About the Sam Fox School
The Sam Fox School of Design & Visual Arts at Washington University in St. Louis is a leader in architecture, art, and design education. The school is a vibrant community of makers and scholars committed to addressing social and environmental challenges through innovative practice and research. Through the work of our students, faculty, and alumni, we strive to create a more just, sustainable, humane, and beautiful world.

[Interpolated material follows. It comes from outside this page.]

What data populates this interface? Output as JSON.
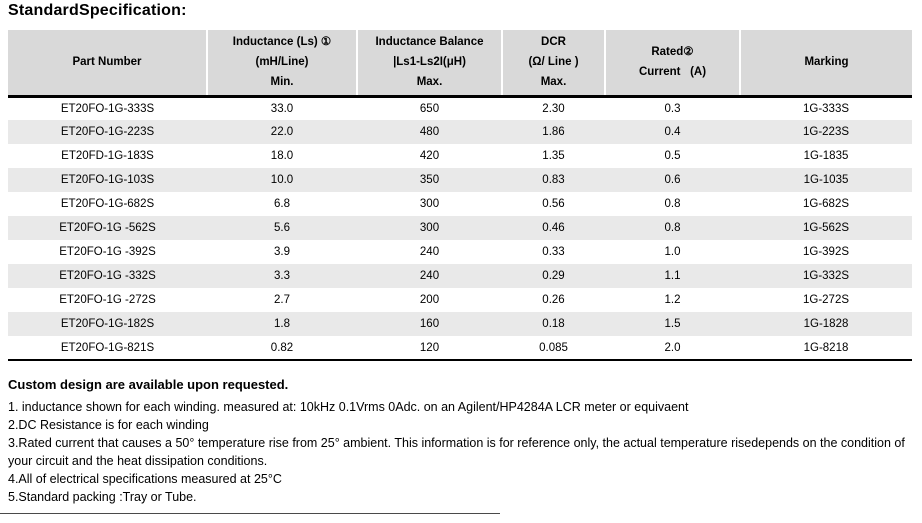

The Sam Fox School was founded in 2006, uniting the academic units of architecture and art with the university’s museum to create a unique new paradigm for design education. Each of these units boasts a rich history:
The College of Architecture (formerly the School of Architecture) was established in 1910 and has the distinction of being one of the 10 founding members of the Association of Collegiate Schools of Architecture.
The College of Art (formerly the School of Art) was founded in 1879 as the first professional, universityaffiliated art school in the United States. It is the only art school to have borne a major metropolitan art museum-the Saint Louis Art Museum.
The Mildred Lane Kemper Art Museum (formerly the Washington University Gallery of Art) was founded in 1881 as the first art museum west of the Mississippi River.